Salonda gösteriler başlamadan önce Duru’nun öğretmeni geldi. Gel Duru dedi. Durucuk hiç
karşı koymadan gülümseyerek, hatta bize bay bay ederek seke seke gitti öğretmeninin
yanında. Hep öyle kalsaydı keşke. Önce ağlayan çocukların sesleri duyuldu perdenin arka
tarafından. Erkek çocuklarıydı ağlayanlar. Sonra bu seslere kız çocuklarının ağlamaları
eşlik etti. Aradan Duru’nun sesini seçebiliyordum. Zırıl zırıl ağlıyordu. Belliki öğretmenler
onları susturabilmek için büyük bir çaba sarfediyorlardı. Sahnenin önünde açılış konuşması
yapmak için gelen genç öğretmen bir süre bekledi sonra başladı konuşmaya. Ölen şehitler
için bir dakikalık saygı duruşunda bulunduk. Atatürk’ü de anmıştır herhalde kafam öylesine
Duru’yla meşgul ki duyamadım. İstiklâl marşına sıra gelince birlikte söylerken gözyaşlarıma
engel olamadım. Durum başka şeye ben başka şeylere ağlıyordum. Ülkemizin özellikle son
yıllardaki ve bugünki durumunaydı gözyaşlarım. İstiklâl marşımızda ağlayacağım hiç aklıma
gelmezdi. Marş bitti benim üzüntüm geçmedi.

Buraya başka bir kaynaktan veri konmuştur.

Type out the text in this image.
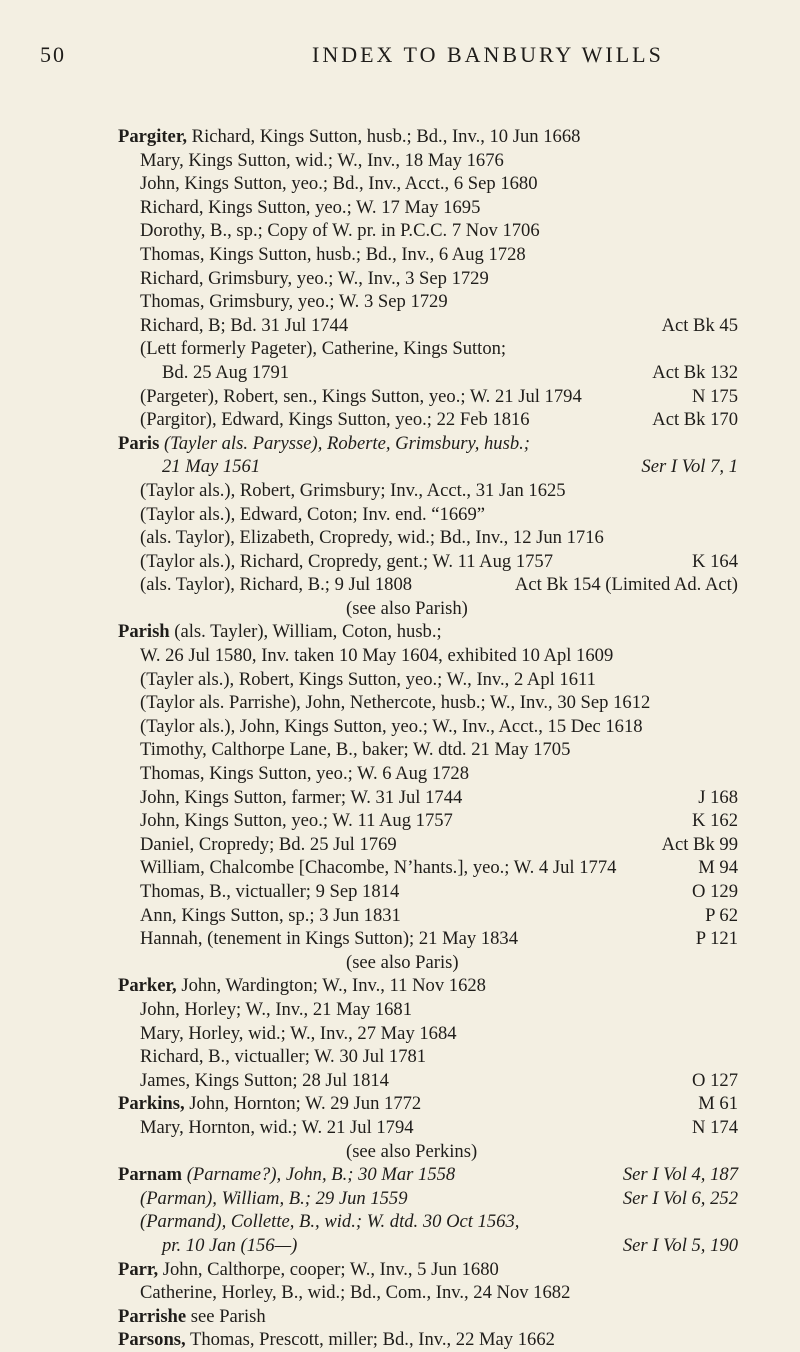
50	INDEX TO BANBURY WILLS
Pargiter, Richard, Kings Sutton, husb.; Bd., Inv., 10 Jun 1668
Mary, Kings Sutton, wid.; W., Inv., 18 May 1676
John, Kings Sutton, yeo.; Bd., Inv., Acct., 6 Sep 1680
Richard, Kings Sutton, yeo.; W. 17 May 1695
Dorothy, B., sp.; Copy of W. pr. in P.C.C. 7 Nov 1706
Thomas, Kings Sutton, husb.; Bd., Inv., 6 Aug 1728
Richard, Grimsbury, yeo.; W., Inv., 3 Sep 1729
Thomas, Grimsbury, yeo.; W. 3 Sep 1729
Richard, B; Bd. 31 Jul 1744	Act Bk 45
(Lett formerly Pageter), Catherine, Kings Sutton;
Bd. 25 Aug 1791	Act Bk 132
(Pargeter), Robert, sen., Kings Sutton, yeo.; W. 21 Jul 1794	N 175
(Pargitor), Edward, Kings Sutton, yeo.; 22 Feb 1816	Act Bk 170
Paris (Tayler als. Parysse), Roberte, Grimsbury, husb.;
21 May 1561	Ser I Vol 7, 1
(Taylor als.), Robert, Grimsbury; Inv., Acct., 31 Jan 1625
(Taylor als.), Edward, Coton; Inv. end. “1669”
(als. Taylor), Elizabeth, Cropredy, wid.; Bd., Inv., 12 Jun 1716
(Taylor als.), Richard, Cropredy, gent.; W. 11 Aug 1757	K 164
(als. Taylor), Richard, B.; 9 Jul 1808	Act Bk 154 (Limited Ad. Act)
(see also Parish)
Parish (als. Tayler), William, Coton, husb.;
W. 26 Jul 1580, Inv. taken 10 May 1604, exhibited 10 Apl 1609
(Tayler als.), Robert, Kings Sutton, yeo.; W., Inv., 2 Apl 1611
(Taylor als. Parrishe), John, Nethercote, husb.; W., Inv., 30 Sep 1612
(Taylor als.), John, Kings Sutton, yeo.; W., Inv., Acct., 15 Dec 1618
Timothy, Calthorpe Lane, B., baker; W. dtd. 21 May 1705
Thomas, Kings Sutton, yeo.; W. 6 Aug 1728
John, Kings Sutton, farmer; W. 31 Jul 1744	J 168
John, Kings Sutton, yeo.; W. 11 Aug 1757	K 162
Daniel, Cropredy; Bd. 25 Jul 1769	Act Bk 99
William, Chalcombe [Chacombe, N’hants.], yeo.; W. 4 Jul 1774	M 94
Thomas, B., victualler; 9 Sep 1814	O 129
Ann, Kings Sutton, sp.; 3 Jun 1831	P 62
Hannah, (tenement in Kings Sutton); 21 May 1834	P 121
(see also Paris)
Parker, John, Wardington; W., Inv., 11 Nov 1628
John, Horley; W., Inv., 21 May 1681
Mary, Horley, wid.; W., Inv., 27 May 1684
Richard, B., victualler; W. 30 Jul 1781
James, Kings Sutton; 28 Jul 1814	O 127
Parkins, John, Hornton; W. 29 Jun 1772	M 61
Mary, Hornton, wid.; W. 21 Jul 1794	N 174
(see also Perkins)
Parnam (Parname?), John, B.; 30 Mar 1558	Ser I Vol 4, 187
(Parman), William, B.; 29 Jun 1559	Ser I Vol 6, 252
(Parmand), Collette, B., wid.; W. dtd. 30 Oct 1563,
pr. 10 Jan (156—)	Ser I Vol 5, 190
Parr, John, Calthorpe, cooper; W., Inv., 5 Jun 1680
Catherine, Horley, B., wid.; Bd., Com., Inv., 24 Nov 1682
Parrishe see Parish
Parsons, Thomas, Prescott, miller; Bd., Inv., 22 May 1662
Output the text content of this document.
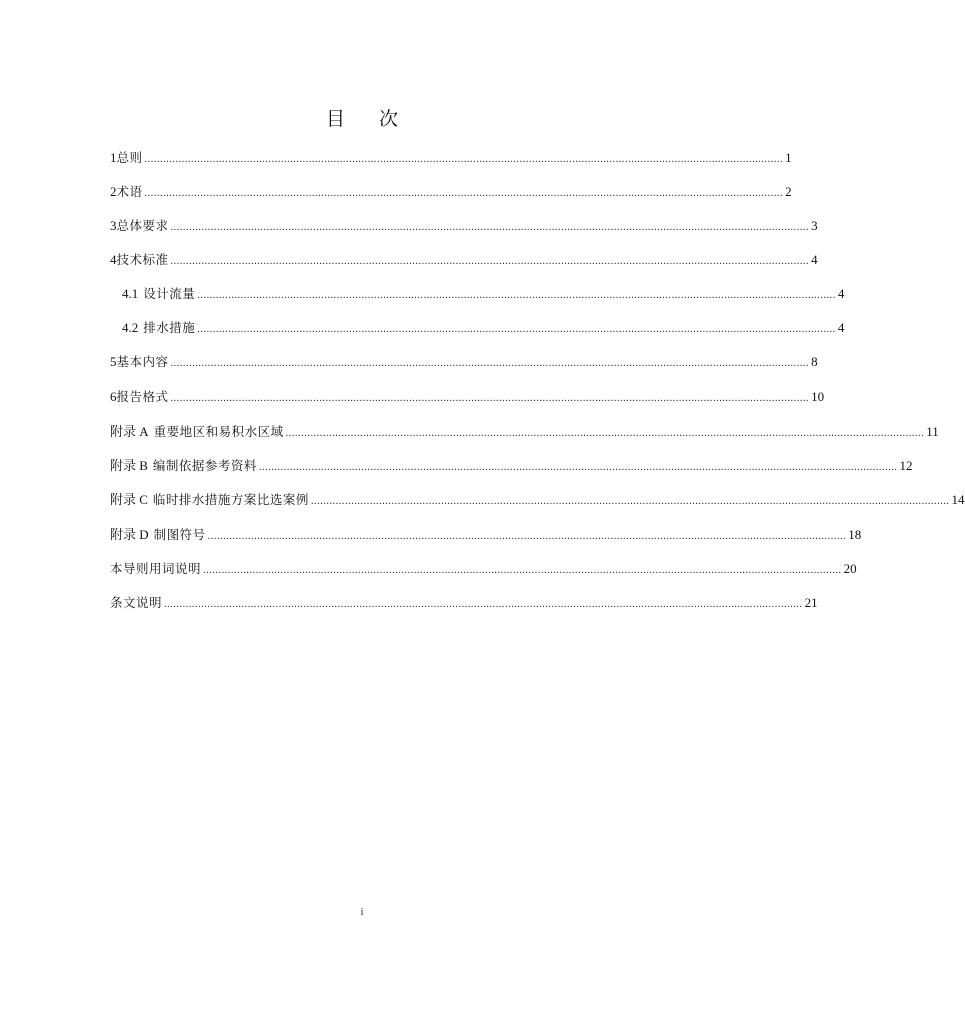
目 次
1 总则 .............................................................................................................................................................................................................. 1
2 术语 .............................................................................................................................................................................................................. 2
3 总体要求 .............................................................................................................................................................................................................. 3
4 技术标准 .............................................................................................................................................................................................................. 4
4.1 设计流量 .............................................................................................................................................................................................................. 4
4.2 排水措施 .............................................................................................................................................................................................................. 4
5 基本内容 .............................................................................................................................................................................................................. 8
6 报告格式 .............................................................................................................................................................................................................. 10
附录 A 重要地区和易积水区域 .............................................................................................................................................................................................................. 11
附录 B 编制依据参考资料 .............................................................................................................................................................................................................. 12
附录 C 临时排水措施方案比选案例 .............................................................................................................................................................................................................. 14
附录 D 制图符号 .............................................................................................................................................................................................................. 18
本导则用词说明 .............................................................................................................................................................................................................. 20
条文说明 .............................................................................................................................................................................................................. 21
i
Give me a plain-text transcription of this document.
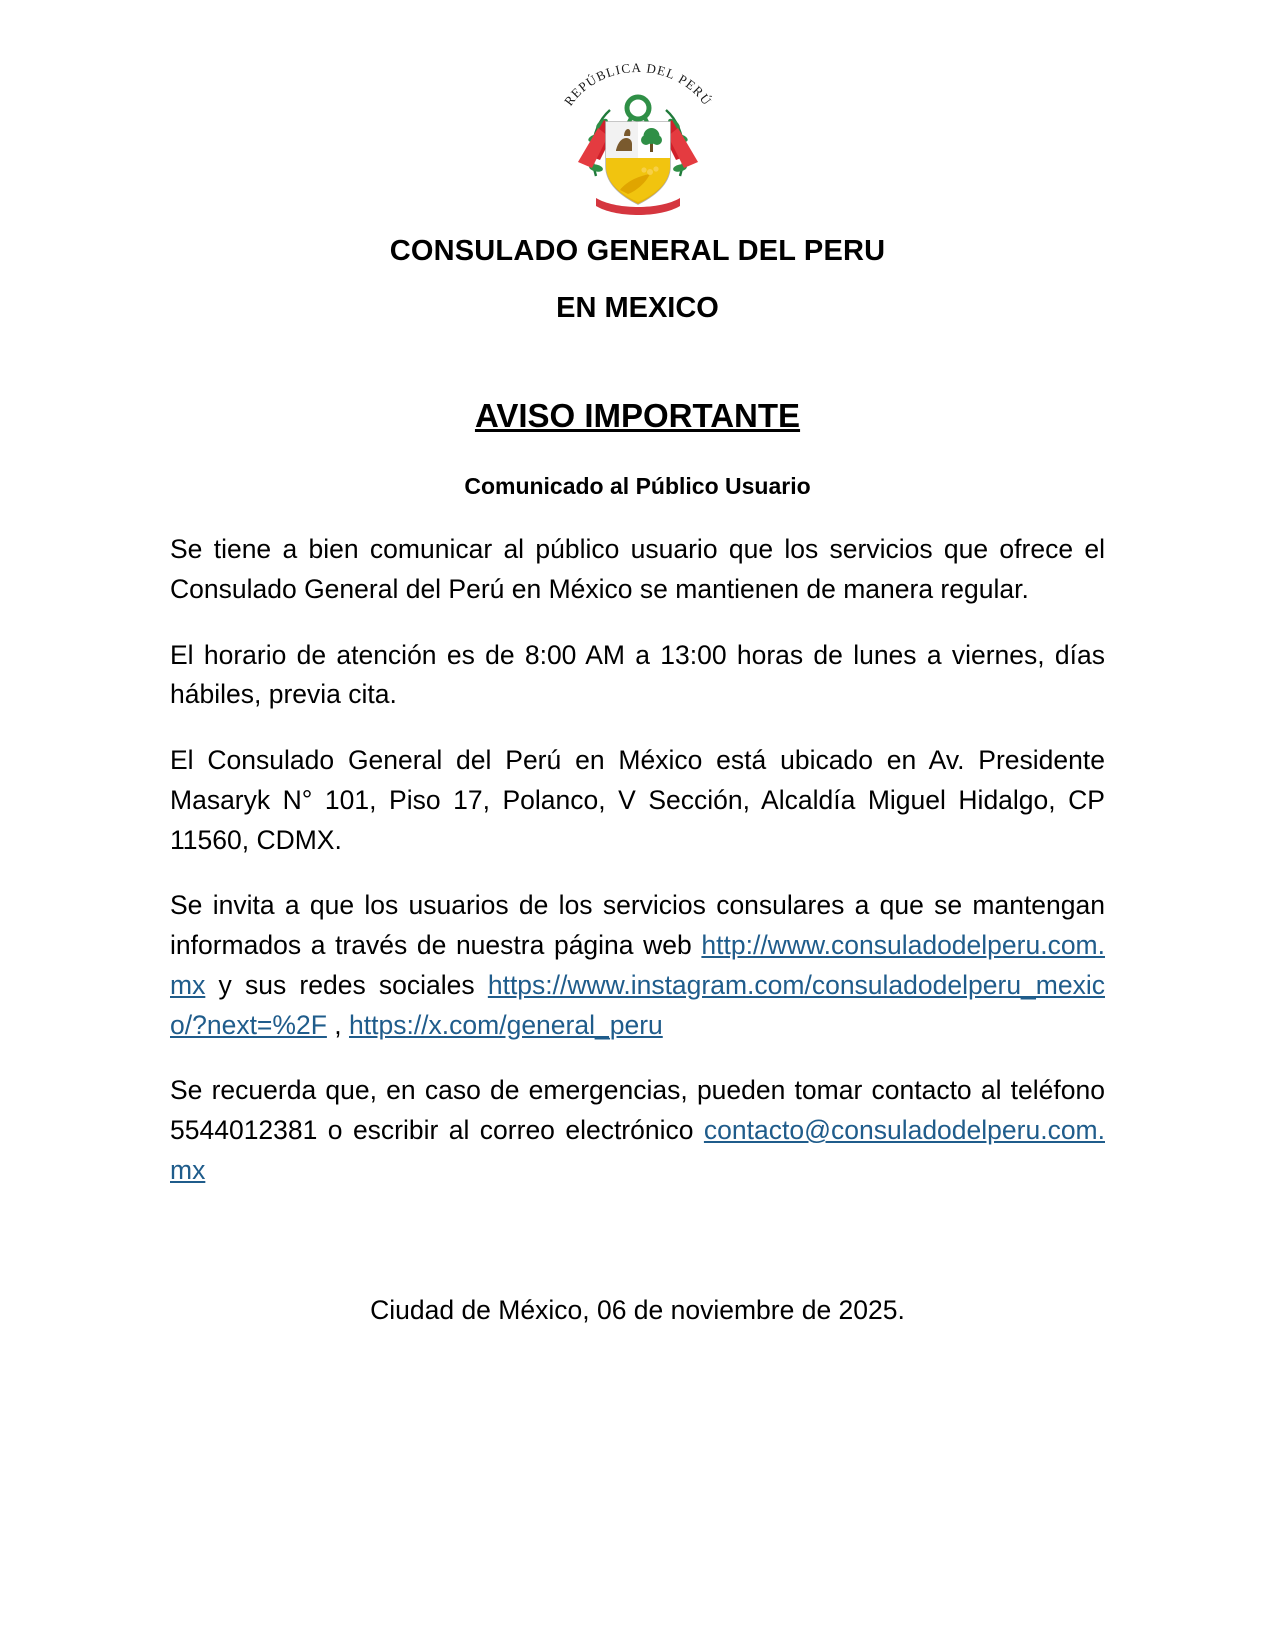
REPÚBLICA DEL PERÚ
CONSULADO GENERAL DEL PERU
EN MEXICO
AVISO IMPORTANTE
Comunicado al Público Usuario

Se tiene a bien comunicar al público usuario que los servicios que ofrece el Consulado General del Perú en México se mantienen de manera regular.

El horario de atención es de 8:00 AM a 13:00 horas de lunes a viernes, días hábiles, previa cita.

El Consulado General del Perú en México está ubicado en Av. Presidente Masaryk N° 101, Piso 17, Polanco, V Sección, Alcaldía Miguel Hidalgo, CP 11560, CDMX.

Se invita a que los usuarios de los servicios consulares a que se mantengan informados a través de nuestra página web http://www.consuladodelperu.com.mx y sus redes sociales https://www.instagram.com/consuladodelperu_mexico/?next=%2F , https://x.com/general_peru

Se recuerda que, en caso de emergencias, pueden tomar contacto al teléfono 5544012381 o escribir al correo electrónico contacto@consuladodelperu.com.mx

Ciudad de México, 06 de noviembre de 2025.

Okul müdürünün konuşmasından sonra çocukların gösterileri başladı. Neler gördüğüm çok
umrumda değildi. Hep Durunun ağlaması ve içinde yaşadığımız ortamı düşünüyordum. Duru
öce ateş böceği kıyafetiyle çıktı sahneye kendisi gibi miniklerle. Kiminin ağzında sakızla
kendilerini oyuna vermiş oynuyordu. Duru ise hiç kımıldamadan en başta bizden tarafa
baka baka bazen içini çekerek bazen de zırıl zırıl ağlıyordu. Bu bir gösteri değil de sanki
ona verilmiş bir cezaydı.
Keşke dedik çocukları anne babaları değil de her zamanki gibi okul servisi bıraksaydı okula
böylesi bir durum yaşanmazdı. Duru ikinci gösteride yine ağladı ama az olsun gösteriye
katıldı. Üçüncüsünde yine aynı oldu. Duru gösteriler bittiğinde sabırsızca annesine koştu.
Şöyle düşündüm. Küçücük çocuklara bir ceza niteliğine bürünen bu gösteriler keşke hiç
yapılmasaydı. Bu okulun ve öğretmenlerin kendi egolarını tatmin etmekten başka bir şey
değildi. Bir oyunda çocukların yarısı ağlıyor bu durumdan memnun olmuyorsa bence hiç yapılmamalı.
Yolda Duru’nun çok güzel oynadığına dair yalanlar söyleyerek onu destekleyerek, biraz ağlamasının bir zararı olmadığını söyledik. Canım kıvırcığım bize alttan alttan bakarak
kara gözleriyle " gerçekten mi?" diye soruyordu..
Gerçekti kuzum. Sen henüz anne kucağını arayan küçücük bir kızdın. Elinden bu gelirdi..
27. 6. 2013 / Nazik Gülünay
YORUMLAR
Bu gösterilerin çocukların aklının biraz daha başlarına geldiğinde yapılmasında fayda var.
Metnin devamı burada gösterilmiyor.